Fedora Loses Infrastructure Services in Surprise Outage
An unplanned outage struck the Fedora Project early this morning, taking down elements of the project's infrastructure including the package buildsystem, a number of infrastructure-related databases, and the websites for several of the services maintained by the Fedora Infrastructure team, among others.
According to the support ticket entered by Ricky Zhou, the outage began around 8:10 UTC (3:10 EST/2:10 CST) this morning with the crash of the team's database server, db3. Zhou was able to confirm file corruption on the machine, immediately contacted Infrastructure Lead Mike McGrath.
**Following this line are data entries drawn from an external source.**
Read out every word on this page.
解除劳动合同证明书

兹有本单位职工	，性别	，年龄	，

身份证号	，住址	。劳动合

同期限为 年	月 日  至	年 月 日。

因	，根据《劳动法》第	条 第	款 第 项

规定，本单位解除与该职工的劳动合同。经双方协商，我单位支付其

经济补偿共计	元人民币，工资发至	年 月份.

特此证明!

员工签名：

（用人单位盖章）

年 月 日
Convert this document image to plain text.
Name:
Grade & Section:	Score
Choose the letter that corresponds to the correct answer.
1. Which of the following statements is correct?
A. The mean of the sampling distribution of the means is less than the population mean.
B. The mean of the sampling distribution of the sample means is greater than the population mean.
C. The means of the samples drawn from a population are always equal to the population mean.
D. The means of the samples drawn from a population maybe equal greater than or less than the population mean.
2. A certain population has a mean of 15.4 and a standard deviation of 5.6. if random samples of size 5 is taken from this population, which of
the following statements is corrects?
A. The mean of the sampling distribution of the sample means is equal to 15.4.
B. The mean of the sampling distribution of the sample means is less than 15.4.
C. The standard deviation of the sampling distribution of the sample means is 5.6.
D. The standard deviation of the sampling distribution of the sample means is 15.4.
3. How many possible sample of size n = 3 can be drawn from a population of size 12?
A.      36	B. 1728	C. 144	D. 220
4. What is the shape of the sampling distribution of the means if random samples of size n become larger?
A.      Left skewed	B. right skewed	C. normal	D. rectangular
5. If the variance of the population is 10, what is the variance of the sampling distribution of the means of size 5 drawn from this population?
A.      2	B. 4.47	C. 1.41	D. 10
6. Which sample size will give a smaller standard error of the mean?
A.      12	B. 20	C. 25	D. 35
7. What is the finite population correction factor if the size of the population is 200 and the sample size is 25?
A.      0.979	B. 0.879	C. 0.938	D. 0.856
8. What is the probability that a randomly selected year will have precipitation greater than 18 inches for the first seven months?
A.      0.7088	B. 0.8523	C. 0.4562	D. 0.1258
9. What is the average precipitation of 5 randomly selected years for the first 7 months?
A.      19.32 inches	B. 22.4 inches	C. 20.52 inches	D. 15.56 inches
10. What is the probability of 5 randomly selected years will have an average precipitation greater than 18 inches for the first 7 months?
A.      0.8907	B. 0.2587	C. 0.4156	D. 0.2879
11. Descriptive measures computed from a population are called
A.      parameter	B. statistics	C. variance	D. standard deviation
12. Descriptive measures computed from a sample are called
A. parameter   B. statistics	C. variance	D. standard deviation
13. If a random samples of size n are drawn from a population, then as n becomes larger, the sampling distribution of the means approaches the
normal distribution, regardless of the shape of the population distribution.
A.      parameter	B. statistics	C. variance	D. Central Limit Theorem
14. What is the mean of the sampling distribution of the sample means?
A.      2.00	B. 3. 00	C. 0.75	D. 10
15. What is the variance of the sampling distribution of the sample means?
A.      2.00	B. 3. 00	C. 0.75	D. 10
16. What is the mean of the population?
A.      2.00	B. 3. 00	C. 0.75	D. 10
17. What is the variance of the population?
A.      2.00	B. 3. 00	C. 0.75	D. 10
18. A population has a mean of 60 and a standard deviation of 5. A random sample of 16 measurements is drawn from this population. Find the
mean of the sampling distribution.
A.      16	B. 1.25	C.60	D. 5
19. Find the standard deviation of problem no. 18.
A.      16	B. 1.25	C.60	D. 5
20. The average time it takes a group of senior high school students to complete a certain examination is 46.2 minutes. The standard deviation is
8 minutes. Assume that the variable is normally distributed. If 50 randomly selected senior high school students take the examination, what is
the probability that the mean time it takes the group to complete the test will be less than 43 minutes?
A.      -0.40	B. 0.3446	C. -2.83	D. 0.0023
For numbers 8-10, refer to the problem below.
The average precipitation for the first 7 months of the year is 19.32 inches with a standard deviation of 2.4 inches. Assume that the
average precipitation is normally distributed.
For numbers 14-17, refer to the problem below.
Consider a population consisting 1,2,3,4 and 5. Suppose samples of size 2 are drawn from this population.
At 8:41 UTC, Zhou notified the Fedora community of the outage by email, noting that the Koji package buildsystem, all databases on the affected server, several websites — including the project's wiki, its Smolt live instance, and Transifex live instance — were offline, and that translation services were unavailable. He went on to note that core services including CVS, DNS, mail, and Fedora Hosted, Fedora People, and Fedora Talk were unaffected.
At 10:05 UTC, Infrastructure Lead Mike McGrath noted in the trouble ticket that while there was little concern over corruption to the server's /, where no data is stored, "issues" were also discovered on /backup, from which db1 was running at the time. After several hours of diagnosis, the ticket was updated to note that IBM would be replacing the raid controller and motherboard for the machine, noting that the motherboard would take an indeterminate amount of time to install. McGrath also noted that the machine's last backup appeared to be complete, reducing the potential data loss window to around nine hours. A later note indicates that after copying off db3's files, only /var/lib/pgsql/data/base/19461/pg_internal.init was found to be corrupt.
Just before 15:00 UTC (10:00 EST/9:00 CST), McGrath again updated the status, noting that an interim db3 was established in a guest machine on the project's xen3 server, and that the team would wait for IBM to install the replacements, then transfer the data back to db3 during another — planned — outage. As of press time, the last note to the ticket indicates that IBM did not replace the motherboard, but did replace the backplane, and that after performing fsck as needed, the box would be placed under general load for twenty-four hours.
For now, a cursory inspection shows the affected websites back online, and with them presumably their respective databases. Koji is reportedly also once again online and available. Fedora users should be prepared for at least one further outage as services are transferred back to db3, but it appears, for now, that the sky is no longer falling.